Hostilizado na arena, Gobbi se diz democrático e apoia manifestações

Helder Júnior São Paulo (SP)

O presidente Mário Gobbi pareceu não ter se abalado com os insultos que ouviu na cerimônia de inauguração do estádio do Corinthians, em Itaquera, na Zona Leste de São Paulo. Neste domingo, um dia após as manifestações de torcedores organizados, ele chegou até a enaltecer o gesto.

“Isso é democracia. Cada um expõe aquilo que sente. Achei tudo muito bonito porque, na nossa casa, as pessoas devem mesmo dizer o que pensam. Os torcedores precisam se manifestar sempre, a favor ou contra”, comentou Gobbi, que foi à Arena Barueri para acompanhar o empate por 1 a 1 com o São Paulo deste fim de semana.

Os gritos contra Gobbi ecoaram das arquibancadas de Itaquera quando o mandatário foi ao centro do campo para discursar, na cerimônia de sábado. Em sua fala, de costas para as organizadas, ele já havia valorizado a democracia existente no Corinthians. E recebeu até aplausos de alguns torcedores.

Ao contrário de Gobbi, o seu antecessor Andrés Sanchez foi ovacionado pelas uniformizadas na festa de abertura da arena. Os dois já não estão mais tão próximos como em outros tempos.

Mesmo sem ter a mesma proximidade de Sanchez com as organizadas, Mário Gobbi foi um ferrenho defensor delas na época da morte do goleiro boliviano Kevin Espada, em um jogo contra o San José, pela Copa Libertadores da América do ano passado. Hoje, ele não se importa com as críticas das facções. “É o ônus do cargo. Você não agrada a todos, e eu nem tenha essa pretensão”, declarou.

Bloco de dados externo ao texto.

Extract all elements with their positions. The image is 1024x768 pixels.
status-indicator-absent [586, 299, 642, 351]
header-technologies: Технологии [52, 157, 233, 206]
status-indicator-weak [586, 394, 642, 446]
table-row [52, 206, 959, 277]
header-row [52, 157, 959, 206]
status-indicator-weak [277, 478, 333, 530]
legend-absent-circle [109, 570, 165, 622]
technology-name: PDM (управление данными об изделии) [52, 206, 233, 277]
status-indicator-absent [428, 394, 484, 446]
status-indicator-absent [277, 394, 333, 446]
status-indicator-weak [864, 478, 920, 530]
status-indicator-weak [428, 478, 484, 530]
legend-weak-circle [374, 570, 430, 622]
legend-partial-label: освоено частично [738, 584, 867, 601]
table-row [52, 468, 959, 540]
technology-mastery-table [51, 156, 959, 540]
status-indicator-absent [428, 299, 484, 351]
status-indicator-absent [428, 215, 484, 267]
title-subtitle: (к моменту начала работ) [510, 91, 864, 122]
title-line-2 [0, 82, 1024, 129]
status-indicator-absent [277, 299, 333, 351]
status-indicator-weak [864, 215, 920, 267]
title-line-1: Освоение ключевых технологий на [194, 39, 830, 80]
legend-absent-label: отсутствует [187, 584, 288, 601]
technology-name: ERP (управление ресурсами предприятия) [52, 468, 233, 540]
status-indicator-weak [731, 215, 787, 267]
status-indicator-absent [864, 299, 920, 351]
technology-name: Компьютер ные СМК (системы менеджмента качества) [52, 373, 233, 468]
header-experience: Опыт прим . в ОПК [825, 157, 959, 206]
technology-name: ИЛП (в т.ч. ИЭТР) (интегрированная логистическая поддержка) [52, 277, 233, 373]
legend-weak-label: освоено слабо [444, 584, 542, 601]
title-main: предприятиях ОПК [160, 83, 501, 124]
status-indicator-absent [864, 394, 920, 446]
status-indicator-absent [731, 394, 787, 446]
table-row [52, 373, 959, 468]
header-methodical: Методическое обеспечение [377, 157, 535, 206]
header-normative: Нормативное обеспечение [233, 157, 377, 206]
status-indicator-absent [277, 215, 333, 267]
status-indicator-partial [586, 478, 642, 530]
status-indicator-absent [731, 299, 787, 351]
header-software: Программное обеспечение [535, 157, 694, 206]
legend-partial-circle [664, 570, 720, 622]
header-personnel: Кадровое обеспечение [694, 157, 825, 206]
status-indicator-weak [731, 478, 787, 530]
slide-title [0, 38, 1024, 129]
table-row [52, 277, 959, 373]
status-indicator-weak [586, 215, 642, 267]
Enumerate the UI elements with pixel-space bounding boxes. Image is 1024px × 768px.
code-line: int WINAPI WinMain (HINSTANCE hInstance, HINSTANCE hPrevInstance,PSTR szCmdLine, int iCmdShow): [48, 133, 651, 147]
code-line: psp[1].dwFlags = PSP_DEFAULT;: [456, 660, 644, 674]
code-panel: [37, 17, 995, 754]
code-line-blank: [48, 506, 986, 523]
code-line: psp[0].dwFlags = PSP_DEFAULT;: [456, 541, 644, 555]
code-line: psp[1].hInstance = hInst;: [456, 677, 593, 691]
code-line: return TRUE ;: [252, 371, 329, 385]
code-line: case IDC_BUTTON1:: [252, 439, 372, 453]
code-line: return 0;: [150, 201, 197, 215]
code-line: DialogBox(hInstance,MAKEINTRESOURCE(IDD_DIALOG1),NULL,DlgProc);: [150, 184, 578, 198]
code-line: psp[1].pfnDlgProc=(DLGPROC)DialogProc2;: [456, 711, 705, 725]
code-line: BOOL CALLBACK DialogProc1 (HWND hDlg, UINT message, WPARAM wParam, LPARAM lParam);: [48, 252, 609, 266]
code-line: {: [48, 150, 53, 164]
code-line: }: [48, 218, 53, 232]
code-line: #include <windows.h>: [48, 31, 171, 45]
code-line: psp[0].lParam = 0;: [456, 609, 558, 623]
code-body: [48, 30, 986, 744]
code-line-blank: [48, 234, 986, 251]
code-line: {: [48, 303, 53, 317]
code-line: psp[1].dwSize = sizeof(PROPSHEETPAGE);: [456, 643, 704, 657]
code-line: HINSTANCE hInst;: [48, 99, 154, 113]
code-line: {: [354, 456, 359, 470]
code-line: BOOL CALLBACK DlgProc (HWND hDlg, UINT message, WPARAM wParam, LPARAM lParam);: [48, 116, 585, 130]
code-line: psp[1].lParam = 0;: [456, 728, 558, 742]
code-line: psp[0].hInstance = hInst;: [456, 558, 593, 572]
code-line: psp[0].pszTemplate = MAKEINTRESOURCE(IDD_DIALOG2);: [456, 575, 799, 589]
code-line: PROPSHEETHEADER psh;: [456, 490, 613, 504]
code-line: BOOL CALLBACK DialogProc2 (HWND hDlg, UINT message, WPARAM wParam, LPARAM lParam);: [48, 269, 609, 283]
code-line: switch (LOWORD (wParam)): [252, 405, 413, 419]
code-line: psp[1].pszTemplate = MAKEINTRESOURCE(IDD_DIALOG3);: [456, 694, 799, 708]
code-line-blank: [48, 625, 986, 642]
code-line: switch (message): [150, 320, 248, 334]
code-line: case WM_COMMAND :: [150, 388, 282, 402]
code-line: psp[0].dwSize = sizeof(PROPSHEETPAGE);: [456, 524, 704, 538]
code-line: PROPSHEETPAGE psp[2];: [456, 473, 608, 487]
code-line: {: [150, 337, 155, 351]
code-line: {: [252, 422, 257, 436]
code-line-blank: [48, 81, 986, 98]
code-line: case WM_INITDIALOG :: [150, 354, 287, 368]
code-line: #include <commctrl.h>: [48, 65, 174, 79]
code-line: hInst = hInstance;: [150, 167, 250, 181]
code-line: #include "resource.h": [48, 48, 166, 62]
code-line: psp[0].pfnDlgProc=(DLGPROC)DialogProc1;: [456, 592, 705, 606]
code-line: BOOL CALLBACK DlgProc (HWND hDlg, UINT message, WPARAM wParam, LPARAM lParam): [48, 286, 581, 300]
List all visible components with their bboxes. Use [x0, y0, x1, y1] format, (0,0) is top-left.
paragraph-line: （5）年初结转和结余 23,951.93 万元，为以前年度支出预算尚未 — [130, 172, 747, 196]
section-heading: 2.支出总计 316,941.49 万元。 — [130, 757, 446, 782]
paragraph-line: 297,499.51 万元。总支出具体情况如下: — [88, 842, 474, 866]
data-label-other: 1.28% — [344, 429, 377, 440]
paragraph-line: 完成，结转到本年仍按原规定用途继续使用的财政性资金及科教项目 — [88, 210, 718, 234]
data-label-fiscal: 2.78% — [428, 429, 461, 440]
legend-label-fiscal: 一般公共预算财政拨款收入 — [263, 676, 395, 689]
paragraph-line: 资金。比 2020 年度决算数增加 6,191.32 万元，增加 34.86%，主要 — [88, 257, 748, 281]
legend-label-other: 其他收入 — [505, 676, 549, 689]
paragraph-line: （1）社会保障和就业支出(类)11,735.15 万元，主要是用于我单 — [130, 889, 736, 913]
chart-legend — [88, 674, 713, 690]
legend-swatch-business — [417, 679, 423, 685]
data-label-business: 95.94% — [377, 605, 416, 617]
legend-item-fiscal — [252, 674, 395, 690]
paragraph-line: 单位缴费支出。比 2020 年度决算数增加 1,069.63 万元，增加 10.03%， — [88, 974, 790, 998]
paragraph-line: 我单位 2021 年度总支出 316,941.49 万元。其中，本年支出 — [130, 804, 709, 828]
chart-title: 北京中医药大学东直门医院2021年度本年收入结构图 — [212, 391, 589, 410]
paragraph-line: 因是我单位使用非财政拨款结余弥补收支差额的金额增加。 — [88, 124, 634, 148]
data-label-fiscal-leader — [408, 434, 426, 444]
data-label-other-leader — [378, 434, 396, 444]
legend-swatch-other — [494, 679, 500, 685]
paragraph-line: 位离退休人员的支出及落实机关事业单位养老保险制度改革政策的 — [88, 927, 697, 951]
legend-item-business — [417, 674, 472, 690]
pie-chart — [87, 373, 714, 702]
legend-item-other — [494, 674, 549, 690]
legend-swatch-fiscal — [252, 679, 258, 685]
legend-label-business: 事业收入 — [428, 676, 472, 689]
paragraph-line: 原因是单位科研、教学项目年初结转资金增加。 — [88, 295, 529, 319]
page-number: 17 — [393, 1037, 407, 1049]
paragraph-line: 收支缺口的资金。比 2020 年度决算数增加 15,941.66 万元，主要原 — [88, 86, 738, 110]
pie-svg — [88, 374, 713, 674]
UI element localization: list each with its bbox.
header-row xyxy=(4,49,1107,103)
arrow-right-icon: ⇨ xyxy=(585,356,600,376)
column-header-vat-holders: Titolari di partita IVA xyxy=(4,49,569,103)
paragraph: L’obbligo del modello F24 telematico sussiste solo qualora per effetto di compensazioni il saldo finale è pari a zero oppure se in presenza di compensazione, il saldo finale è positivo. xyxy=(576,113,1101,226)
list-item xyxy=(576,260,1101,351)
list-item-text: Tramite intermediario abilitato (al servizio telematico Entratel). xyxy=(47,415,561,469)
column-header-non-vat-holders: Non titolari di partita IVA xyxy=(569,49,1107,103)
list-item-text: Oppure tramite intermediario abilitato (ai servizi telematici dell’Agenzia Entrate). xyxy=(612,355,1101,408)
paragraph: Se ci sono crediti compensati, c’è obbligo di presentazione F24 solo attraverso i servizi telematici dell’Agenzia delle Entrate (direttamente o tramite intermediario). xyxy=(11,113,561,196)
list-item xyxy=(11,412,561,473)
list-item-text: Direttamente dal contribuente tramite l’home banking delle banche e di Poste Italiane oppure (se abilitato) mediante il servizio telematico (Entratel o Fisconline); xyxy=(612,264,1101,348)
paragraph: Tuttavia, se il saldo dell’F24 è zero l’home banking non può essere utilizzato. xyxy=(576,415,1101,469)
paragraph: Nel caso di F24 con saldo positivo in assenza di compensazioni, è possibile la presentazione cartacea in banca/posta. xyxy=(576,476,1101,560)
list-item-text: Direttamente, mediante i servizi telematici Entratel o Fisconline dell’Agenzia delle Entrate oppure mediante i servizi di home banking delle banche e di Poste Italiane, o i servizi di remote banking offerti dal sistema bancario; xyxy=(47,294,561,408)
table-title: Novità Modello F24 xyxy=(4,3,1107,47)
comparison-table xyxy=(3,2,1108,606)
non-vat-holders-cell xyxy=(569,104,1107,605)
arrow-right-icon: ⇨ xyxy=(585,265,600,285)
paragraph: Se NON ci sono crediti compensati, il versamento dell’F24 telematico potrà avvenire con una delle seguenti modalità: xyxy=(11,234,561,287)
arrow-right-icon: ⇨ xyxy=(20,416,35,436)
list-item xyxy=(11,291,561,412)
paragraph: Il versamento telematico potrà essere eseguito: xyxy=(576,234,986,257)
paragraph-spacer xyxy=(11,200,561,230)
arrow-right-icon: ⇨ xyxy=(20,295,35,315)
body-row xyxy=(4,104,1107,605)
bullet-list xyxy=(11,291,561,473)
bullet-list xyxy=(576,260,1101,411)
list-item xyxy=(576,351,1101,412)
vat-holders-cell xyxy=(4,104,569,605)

Sergio Barzaghi/Gazeta Press
Mario Gobbi não se incomodou com as manifestações negativas da torcida, dizendo ser a favor da democracia

A favor da torcida
Convidado para a reinauguração da Arena da Baixada, nesta quarta-feira, o Corinthians não teria torcedores no estádio, por determinação do Atlético-PR. O presidente Mário Gobbi não gostou.

“Fomos muito claros com eles. Se o torcedor não pudesse entrar com a camisa do Corinthians na arena, não jogaríamos lá. Não podemos disputar um amistoso sem a nossa torcida. Seria uma afronta ao maior patrimônio do Corinthians”, discursou.